August 30th, 2015 Brian Herzog
A patron called one morning to say she that our printer had given her laptop a virus. Huh.
She explained that she had been in the library the day before. Her printer is broken, so she came in to use our Print from Anywhere service. It all worked fine, but now when she opens Chrome, our printer page comes up and she can't get rid of it. Previously her browser always opened into her email, and she wanted me to get that back.
She described the page to me, which turned out to be the print confirmation page. And while telling me everything she tried to do to fix "the virus," she kept mentioning she right-clicks to close tabs. I don't use Chrome very often, so I thought she may have accidentally clicked "set this tab as my homepage" or something like that.
While she was talking I opened Chrome to check, but that was not a right-click menu option. However, in the settings, I found Chrome does default to "Continue where I left off" - which means it just opens the printer page because that was the page she was on when she closed her laptop.
After I explained this might be the issue, she was willing to test my theory, but was clearly skeptical that it could be that simple. However, she typed in her email url, close Chrome, reopened it, and sure enough, it worked.
I told her if she unchecked that option, we could force her email to come up every time she opened Chrome, no matter what she was doing before.
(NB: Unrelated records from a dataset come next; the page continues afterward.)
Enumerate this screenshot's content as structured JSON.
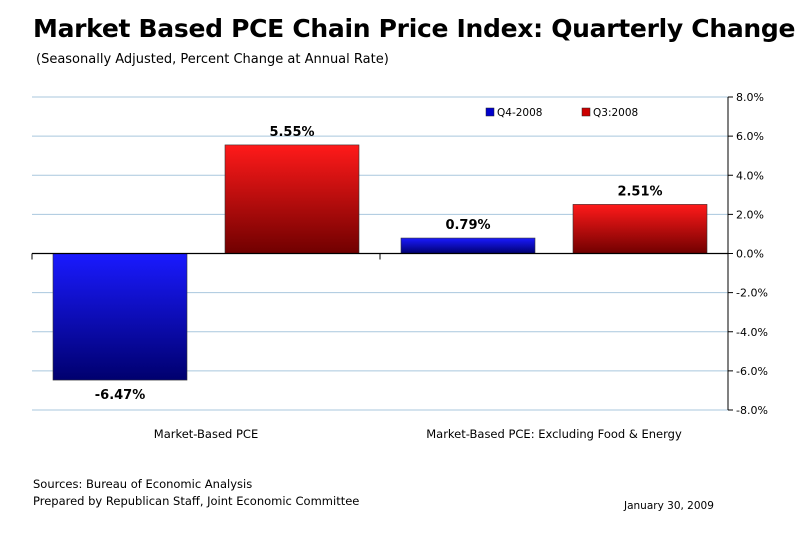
{
  "chart_data": {
    "type": "bar",
    "title": "Market Based PCE Chain Price Index:  Quarterly Change",
    "subtitle": "(Seasonally Adjusted, Percent Change at Annual Rate)",
    "categories": [
      "Market-Based PCE",
      "Market-Based PCE: Excluding Food & Energy"
    ],
    "series": [
      {
        "name": "Q4-2008",
        "values": [
          -6.47,
          0.79
        ],
        "labels": [
          "-6.47%",
          "0.79%"
        ],
        "color": "#0000cc"
      },
      {
        "name": "Q3:2008",
        "values": [
          5.55,
          2.51
        ],
        "labels": [
          "5.55%",
          "2.51%"
        ],
        "color": "#cc0000"
      }
    ],
    "ylim": [
      -8,
      8
    ],
    "yticks": [
      8,
      6,
      4,
      2,
      0,
      -2,
      -4,
      -6,
      -8
    ],
    "ytick_labels": [
      "8.0%",
      "6.0%",
      "4.0%",
      "2.0%",
      "0.0%",
      "-2.0%",
      "-4.0%",
      "-6.0%",
      "-8.0%"
    ],
    "grid": true,
    "legend": "top-right",
    "xlabel": "",
    "ylabel": ""
  },
  "footer": {
    "source": "Sources: Bureau of Economic Analysis",
    "prepared": "Prepared by Republican Staff, Joint Economic Committee",
    "date": "January 30, 2009"
  }
}
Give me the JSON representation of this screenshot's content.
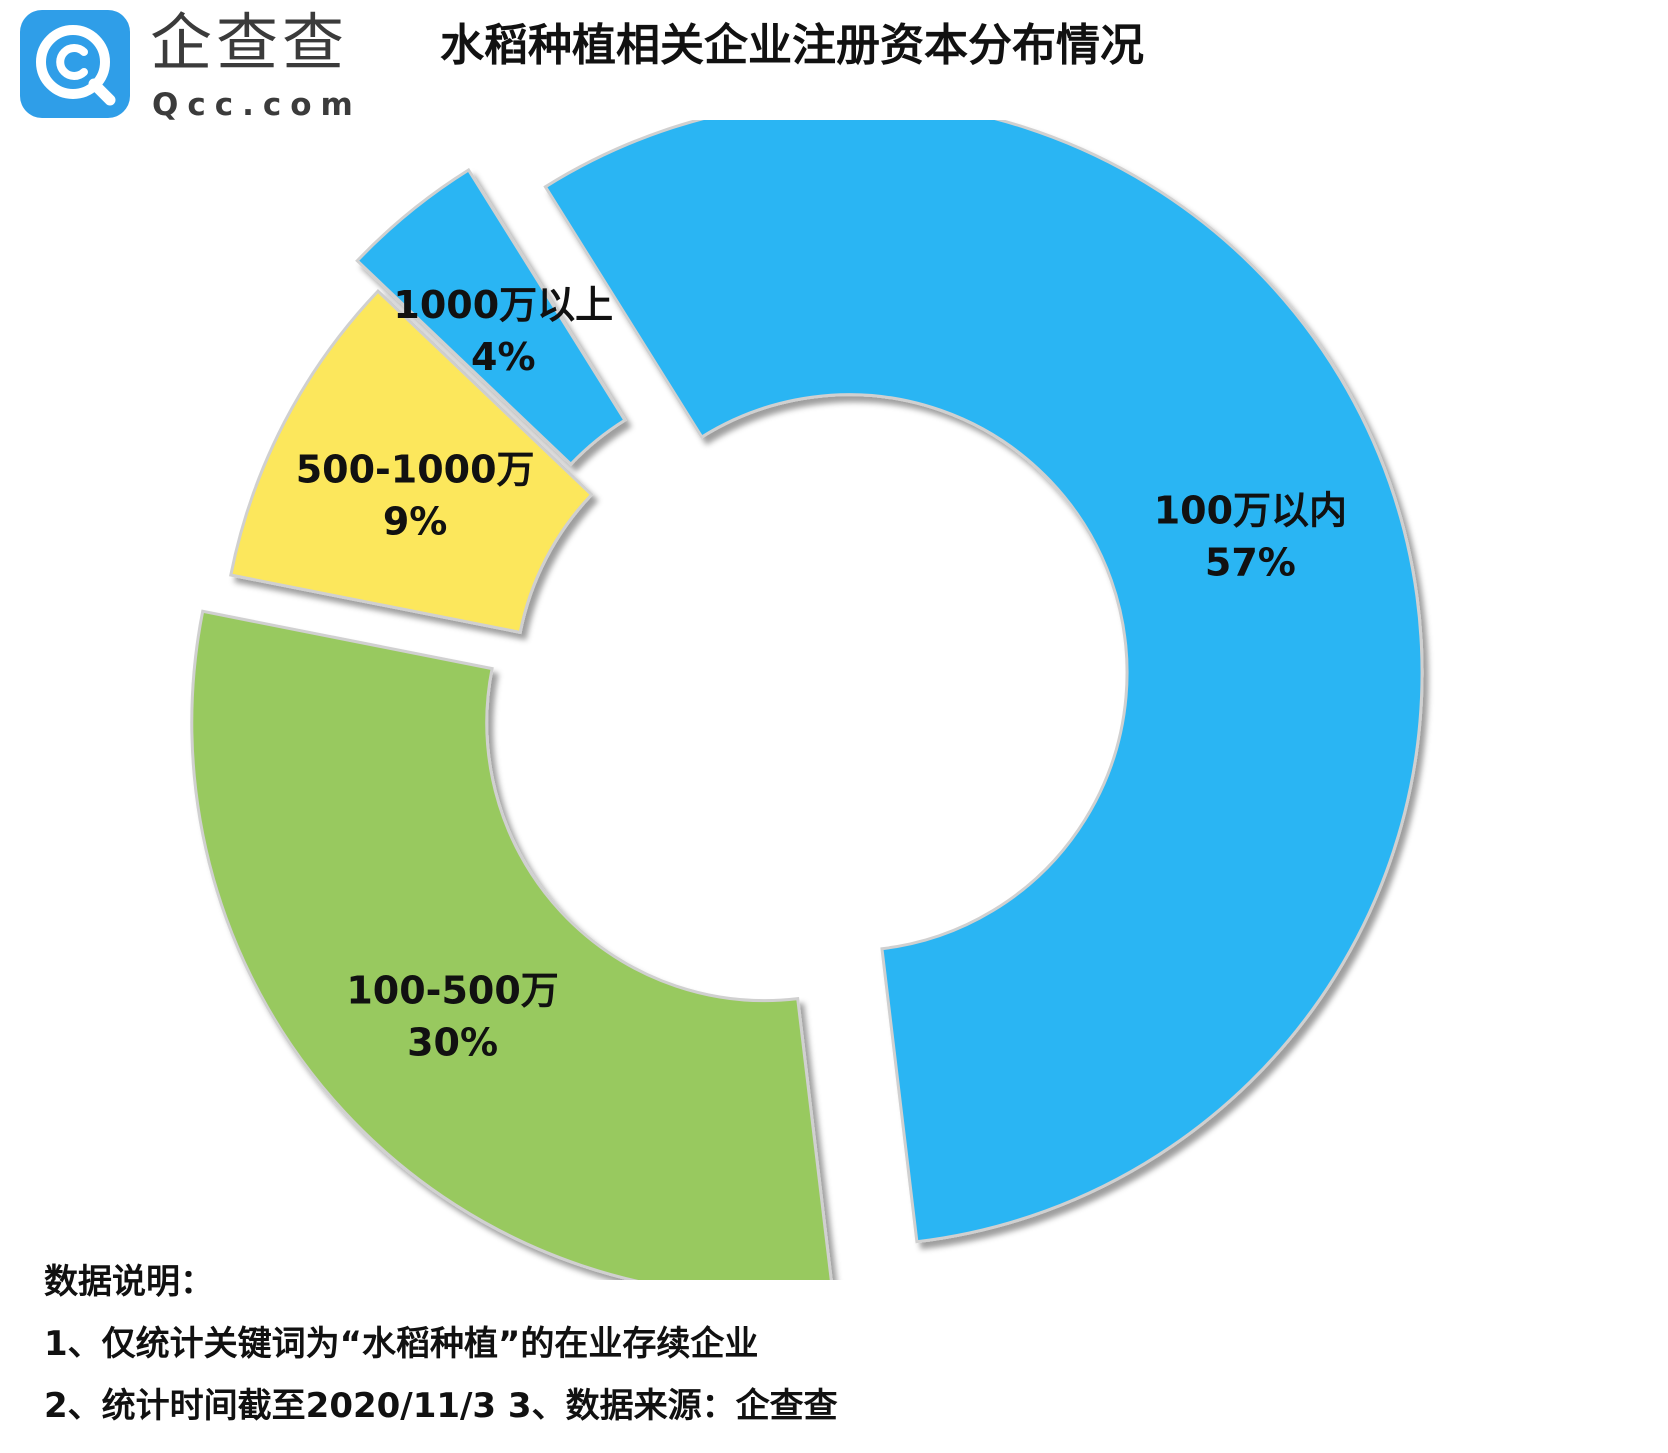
{
  "logo": {
    "cn": "企查查",
    "en": "Qcc.com",
    "brand_color": "#2f9ee8"
  },
  "title": "水稻种植相关企业注册资本分布情况",
  "chart_data": {
    "type": "pie",
    "title": "水稻种植相关企业注册资本分布情况",
    "style": "donut-exploded",
    "slices": [
      {
        "label": "100万以内",
        "value": 57,
        "value_label": "57%",
        "color": "#2cb5f3"
      },
      {
        "label": "100-500万",
        "value": 30,
        "value_label": "30%",
        "color": "#98c95f"
      },
      {
        "label": "500-1000万",
        "value": 9,
        "value_label": "9%",
        "color": "#fce75c"
      },
      {
        "label": "1000万以上",
        "value": 4,
        "value_label": "4%",
        "color": "#2cb5f3"
      }
    ]
  },
  "notes": {
    "heading": "数据说明：",
    "line1": "1、仅统计关键词为“水稻种植”的在业存续企业",
    "line2": "2、统计时间截至2020/11/3   3、数据来源：企查查"
  }
}
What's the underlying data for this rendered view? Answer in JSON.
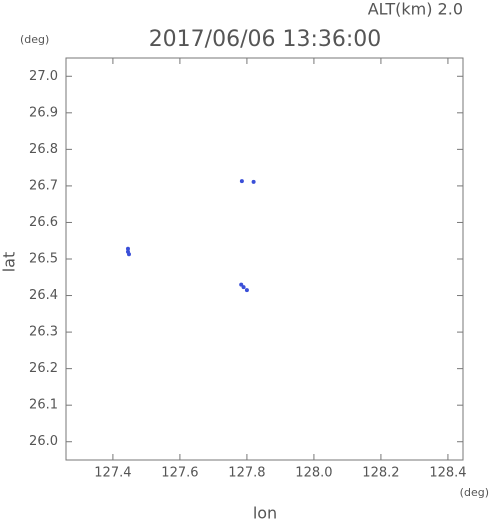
{
  "chart_data": {
    "type": "scatter",
    "title": "2017/06/06 13:36:00",
    "subtitle": "ALT(km) 2.0",
    "y_unit": "(deg)",
    "x_unit": "(deg)",
    "xlabel": "lon",
    "ylabel": "lat",
    "xlim": [
      127.26,
      128.445
    ],
    "ylim": [
      25.95,
      27.05
    ],
    "xticks": [
      127.4,
      127.6,
      127.8,
      {
        "value": 128.0,
        "label": "128.0"
      },
      128.2,
      128.4
    ],
    "yticks": [
      {
        "value": 26.0,
        "label": "26.0"
      },
      26.1,
      26.2,
      26.3,
      26.4,
      26.5,
      26.6,
      26.7,
      26.8,
      26.9,
      {
        "value": 27.0,
        "label": "27.0"
      }
    ],
    "color": "#3a4fd8",
    "x": [
      127.445,
      127.445,
      127.448,
      127.785,
      127.82,
      127.783,
      127.79,
      127.8
    ],
    "values": [
      26.528,
      26.52,
      26.513,
      26.713,
      26.711,
      26.43,
      26.423,
      26.415
    ]
  }
}
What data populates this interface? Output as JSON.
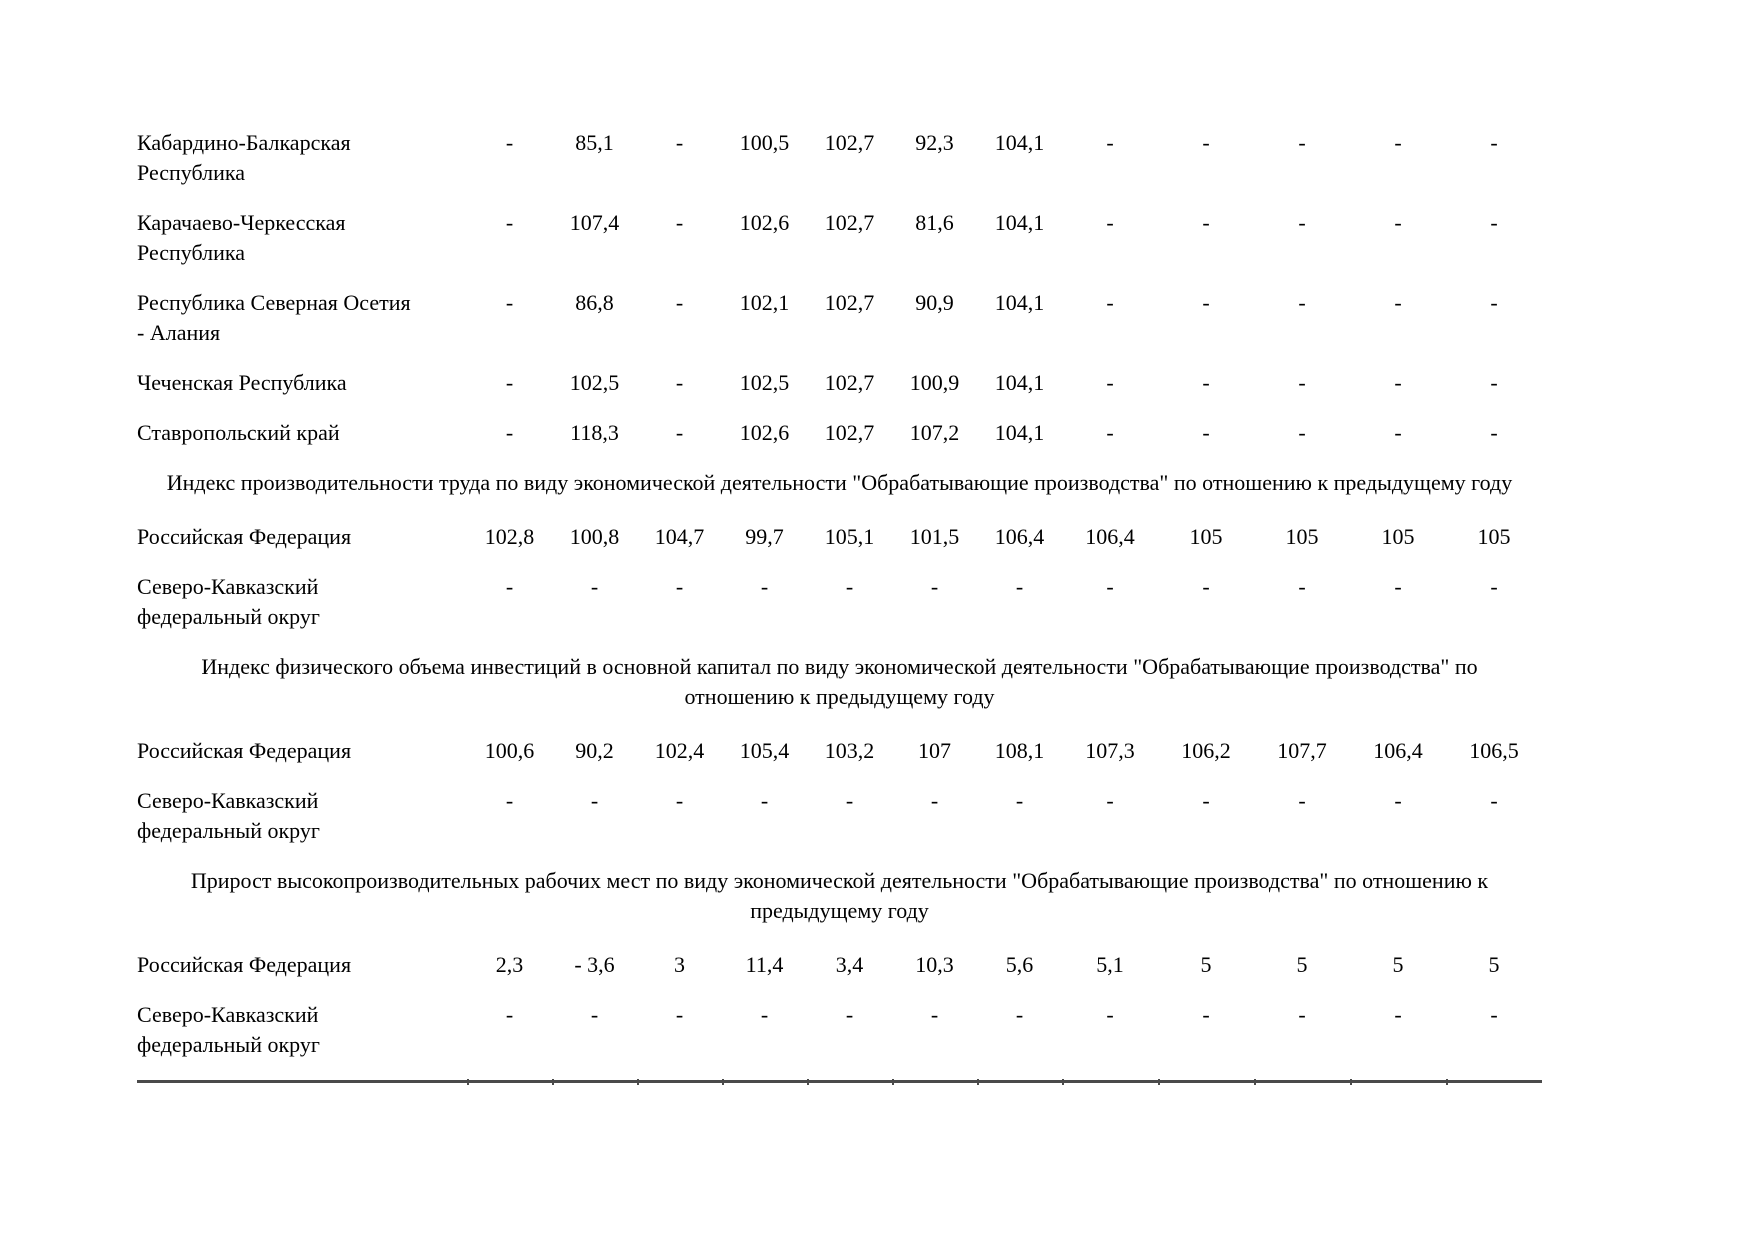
{
  "colors": {
    "text": "#000000",
    "rule": "#4a4a4a",
    "background": "#ffffff"
  },
  "table": {
    "region_rows": [
      {
        "name": "Кабардино-Балкарская\nРеспублика",
        "values": [
          "-",
          "85,1",
          "-",
          "100,5",
          "102,7",
          "92,3",
          "104,1",
          "-",
          "-",
          "-",
          "-",
          "-"
        ]
      },
      {
        "name": "Карачаево-Черкесская\nРеспублика",
        "values": [
          "-",
          "107,4",
          "-",
          "102,6",
          "102,7",
          "81,6",
          "104,1",
          "-",
          "-",
          "-",
          "-",
          "-"
        ]
      },
      {
        "name": "Республика Северная Осетия\n- Алания",
        "values": [
          "-",
          "86,8",
          "-",
          "102,1",
          "102,7",
          "90,9",
          "104,1",
          "-",
          "-",
          "-",
          "-",
          "-"
        ]
      },
      {
        "name": "Чеченская Республика",
        "values": [
          "-",
          "102,5",
          "-",
          "102,5",
          "102,7",
          "100,9",
          "104,1",
          "-",
          "-",
          "-",
          "-",
          "-"
        ]
      },
      {
        "name": "Ставропольский край",
        "values": [
          "-",
          "118,3",
          "-",
          "102,6",
          "102,7",
          "107,2",
          "104,1",
          "-",
          "-",
          "-",
          "-",
          "-"
        ]
      }
    ],
    "sections": [
      {
        "title": "Индекс производительности труда по виду экономической деятельности \"Обрабатывающие производства\" по отношению к предыдущему году",
        "rows": [
          {
            "name": "Российская Федерация",
            "values": [
              "102,8",
              "100,8",
              "104,7",
              "99,7",
              "105,1",
              "101,5",
              "106,4",
              "106,4",
              "105",
              "105",
              "105",
              "105"
            ]
          },
          {
            "name": "Северо-Кавказский\nфедеральный округ",
            "values": [
              "-",
              "-",
              "-",
              "-",
              "-",
              "-",
              "-",
              "-",
              "-",
              "-",
              "-",
              "-"
            ]
          }
        ]
      },
      {
        "title": "Индекс физического объема инвестиций в основной капитал по виду экономической деятельности \"Обрабатывающие производства\" по отношению к предыдущему году",
        "rows": [
          {
            "name": "Российская Федерация",
            "values": [
              "100,6",
              "90,2",
              "102,4",
              "105,4",
              "103,2",
              "107",
              "108,1",
              "107,3",
              "106,2",
              "107,7",
              "106,4",
              "106,5"
            ]
          },
          {
            "name": "Северо-Кавказский\nфедеральный округ",
            "values": [
              "-",
              "-",
              "-",
              "-",
              "-",
              "-",
              "-",
              "-",
              "-",
              "-",
              "-",
              "-"
            ]
          }
        ]
      },
      {
        "title": "Прирост высокопроизводительных рабочих мест по виду экономической деятельности \"Обрабатывающие производства\" по отношению к предыдущему году",
        "rows": [
          {
            "name": "Российская Федерация",
            "values": [
              "2,3",
              "- 3,6",
              "3",
              "11,4",
              "3,4",
              "10,3",
              "5,6",
              "5,1",
              "5",
              "5",
              "5",
              "5"
            ]
          },
          {
            "name": "Северо-Кавказский\nфедеральный округ",
            "values": [
              "-",
              "-",
              "-",
              "-",
              "-",
              "-",
              "-",
              "-",
              "-",
              "-",
              "-",
              "-"
            ]
          }
        ]
      }
    ]
  }
}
She made it sound like that sort of wizardry was unnecessary, thanked me for fixing her virus, and hung up.
She really was kind of upset - well, overwhelmed by the arbitrary whims of technology, more like - so I was happy we could get things back to normal for her. Hopefully this doesn't sour her on the library or the Print from Anywhere service. We shall see.
April 18th, 2015 Brian Herzog
This week's question is really only funny because of an amazing coincidence, and for the ensuing internal embarrassment.
On Thursday this week, a young woman with an Eastern European accent came up to the desk and said she had something she needed to print. She could see it in the email on her phone, but not when she logged into her Yahoo account online - so what could she do?
Our Print from Anywhere service allows people to submit print jobs by email, so I explained how to do that. It's kind of a long email address to type, and when I pulled out our brochure which has the email on it, she said thanks and took it over to a nearby table to actually send the message.
A few minutes later she came up and said the email was sent. I logged into the web print queue and scanned the list to find an email job (by far most of the jobs come through the web interface, so the emailed ones stand out). I saw one, saw it hadn't been printed yet, and released it.
As I picked it up off the printer, I glanced at the front to make sure it printed okay, with no smudges or anything. There weren't, but what I did notice (which is more than I should, I know), was that it was an email from someone named Olga saying she was from Russia and found me attractive. In fact, this is what it was*.
What? I blushed and just handed it to the patron. I thought, well, maybe she doesn't speak English well, and was more comfortable taking time to type all of this out instead of saying it to me. I thought maybe if I just handed it to her we'd avoid that awkward yet common patron-hitting-on-librarian situation. We've all been there, right?
So she took it from me, and then immediately said,
My name's not Olga. This isn't mine.
I took the print back from her, and went back to the print queue. I refreshed it, but no other email print job was listed. Hmm.
We looked at her phone, and sure enough, she hadn't actually sent her message yet. So she did, it showed up, I released it, and she was happy.
Two more comments about this:
- I know this is a common type of spam, but sending it to a library's print queue and letting it lie in wait for a single male librarian to accidentally print it is impressively strategic thinking.
- I don't think the patron picked up on any of this, because she just wanted her print job. I, on the other hand, immediately started looking forward to sharing my ridiculous ego with you.
*I blacked out our web print email address, just in the hopes of cutting down on any future spam sent to it.